Everyone who knows our deep history will have their favorite transformations, the ones that seem singularly important if anything downstream were to have a chance of happening. Perhaps you see the origin of brains, or of blood, or of bone, to be the evolutionary transformation on which all later innovations depended. All of them, except the earliest, hinge on conditions already created, so none of them were fated to be, in the form that we know them. In the beginning, there was the evolution of those who create their own energy. This made possible the evolution of those who take what others have created: heterotrophs, like us, who parasitize the energetic work of plants and other photosynthesizers. The particular way that we have evolved to be heterotrophs, to take the energy of others for our own—there was nothing inevitable about that.
Organisms, all of us, need to respire, to take in nutrients and excrete waste, to reproduce. The larger the organism, the more likely other things are needed, too: a plumbing system to move things around within the body; a control center—or centers—within which information is collected, interpreted, and acted upon.
More than six hundred million years ago we became multicellular individuals who steal energy from those who make it from the sun—we became animals.
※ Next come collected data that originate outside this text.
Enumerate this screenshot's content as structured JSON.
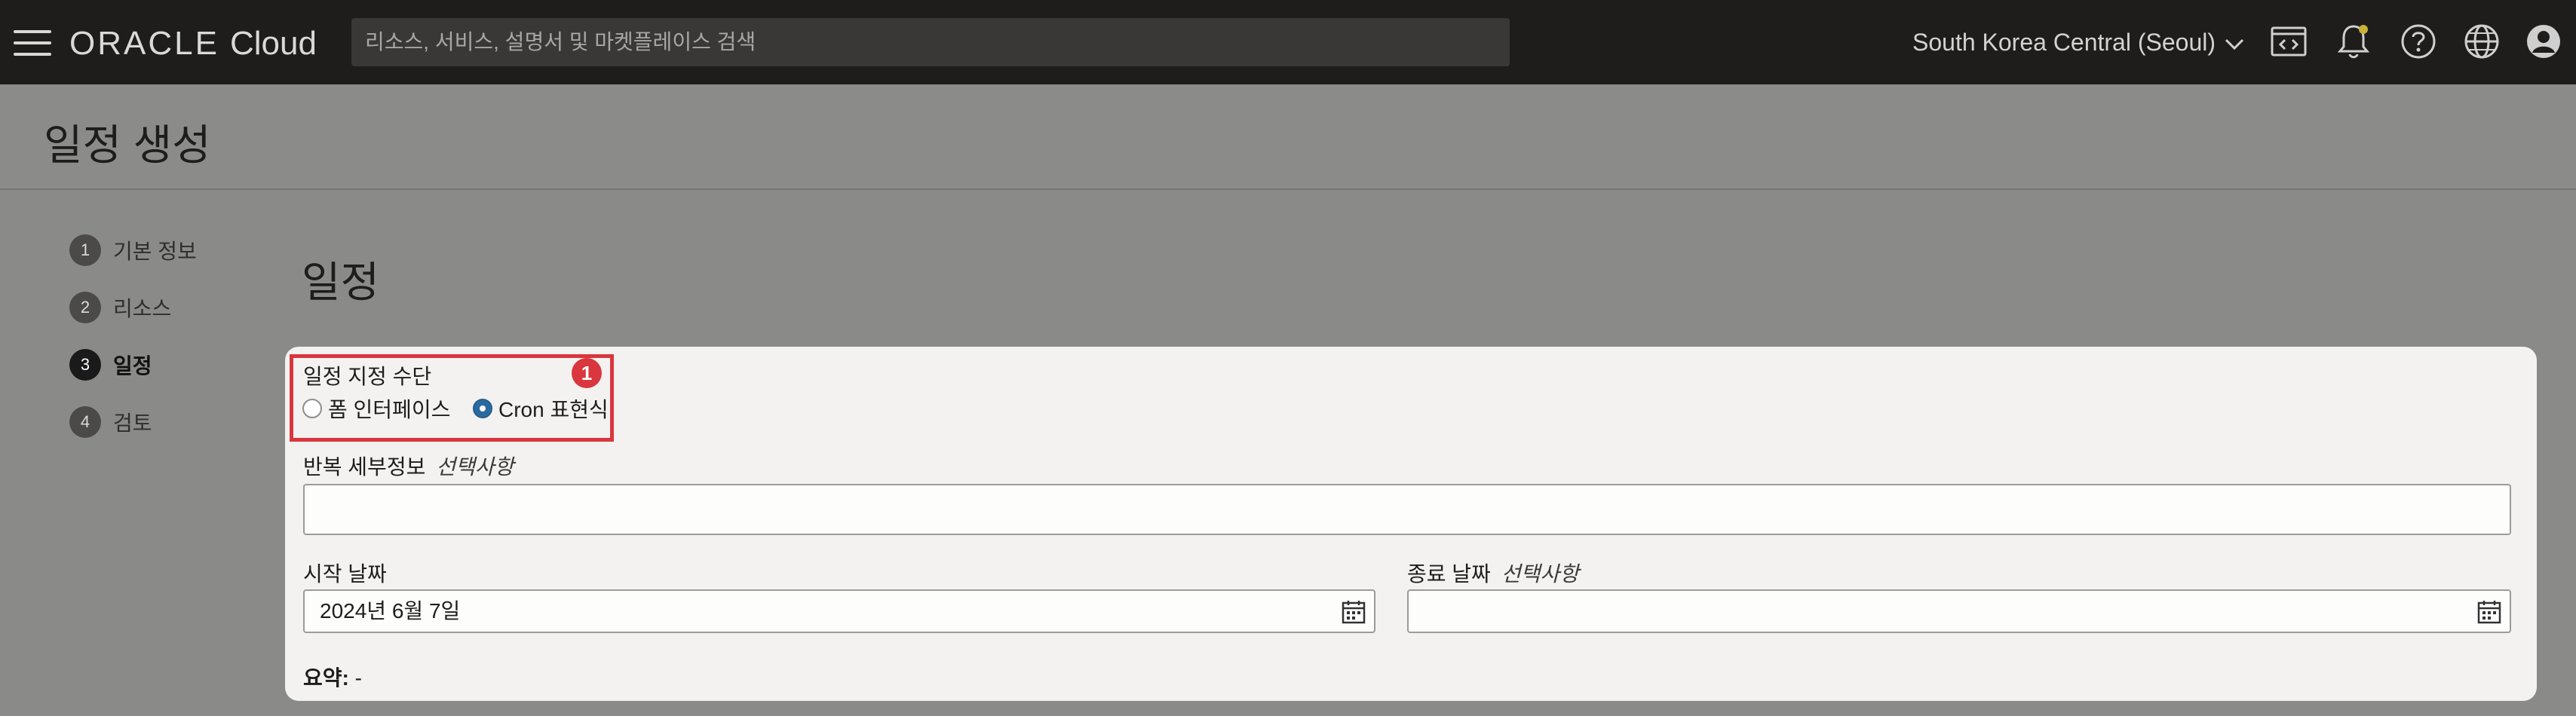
{
  "topbar": {
    "brand_oracle": "ORACLE",
    "brand_cloud": "Cloud",
    "search_placeholder": "리소스, 서비스, 설명서 및 마켓플레이스 검색",
    "region": "South Korea Central (Seoul)",
    "icons": [
      "menu-icon",
      "code-editor-icon",
      "notifications-bell-icon",
      "help-icon",
      "language-globe-icon",
      "user-profile-icon"
    ]
  },
  "page": {
    "title": "일정 생성"
  },
  "steps": [
    {
      "number": "1",
      "label": "기본 정보",
      "active": false
    },
    {
      "number": "2",
      "label": "리소스",
      "active": false
    },
    {
      "number": "3",
      "label": "일정",
      "active": true
    },
    {
      "number": "4",
      "label": "검토",
      "active": false
    }
  ],
  "section": {
    "title": "일정"
  },
  "form": {
    "schedule_method": {
      "label": "일정 지정 수단",
      "options": [
        "폼 인터페이스",
        "Cron 표현식"
      ],
      "selected": "Cron 표현식"
    },
    "callout_badge": "1",
    "recurrence": {
      "label": "반복 세부정보",
      "optional": "선택사항",
      "value": ""
    },
    "start_date": {
      "label": "시작 날짜",
      "value": "2024년 6월 7일"
    },
    "end_date": {
      "label": "종료 날짜",
      "optional": "선택사항",
      "value": ""
    },
    "summary": {
      "label": "요약:",
      "value": "-"
    }
  },
  "colors": {
    "highlight": "#d9363e",
    "radio_selected": "#2a6aa0",
    "topbar_bg": "#1f1d1b"
  }
}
Sex evolved in our lineage, and it has never gone away. Some traits blink on and off through evolutionary time—birds developed flight, and then some of them reversed course, became penguins, kiwis, ostriches.3 Snakes lost the limbs that their—and our—ancestors had developed over tens of millions of years. Even eyes, which provide the most dominant sense in humans, switch off in some species of cave fish, which live in waters so dark that eyes are no help, all hazard. In Mexican cave fish alone, there are dozens of distinct populations of eyeless forms, living near their sighted cousins on the surface.4
Other traits evolve once and then stick, suggesting that their value is nearly universal. No organisms that once evolved bony internal skeletons have since evolved a lifestyle without them. The same holds for neurons and for hearts. The evolution of sex—meaning, the evolution of sexual reproduction—isn’t quite so clean a story, but it is nearly so. There is one eukaryotic lineage known on earth that once had sexual reproduction and has since lost it. These are the bdelloid rotifers,5 which are highly unusual in several ways, including their ability to survive both extreme desiccation and high doses of ionizing radiation.6 But the lineage to which we belong is one long, uninterrupted string of sexual reproduction for at least the last five hundred million years.7
Early in our history as multicellular animals, some lineages branched into sessile forms—I will protect myself in place—others into mobile ones—I will rove the landscape searching for what I need, escaping from what wants me. Most of us are also bilaterally symmetrical: we have a left and a right, and the midline is a point of inflection, the views from either side a near mirror image of the other. Insects have a left and right, as do we vertebrates, although we are more closely related to sea stars than we are to insects. This reveals that even a patently useful trait like bilateral symmetry is not universally so—adult sea stars apparently gave up having a left and right in favor of radial symmetry.8
This evolutionary tree reflects our current understanding of the relationships between several extant taxa.9 Many taxa are excluded, but the nature of evolutionary trees is that you can exclude taxa without rendering a tree untrue; it’s just less complete.
This tree does not suggest that vertebrates are “more highly evolved” than anything else on the tree. This tree does suggest, among other things, that:
• Vertebrates and sea stars are more closely related to one another than either are to anything else on the tree.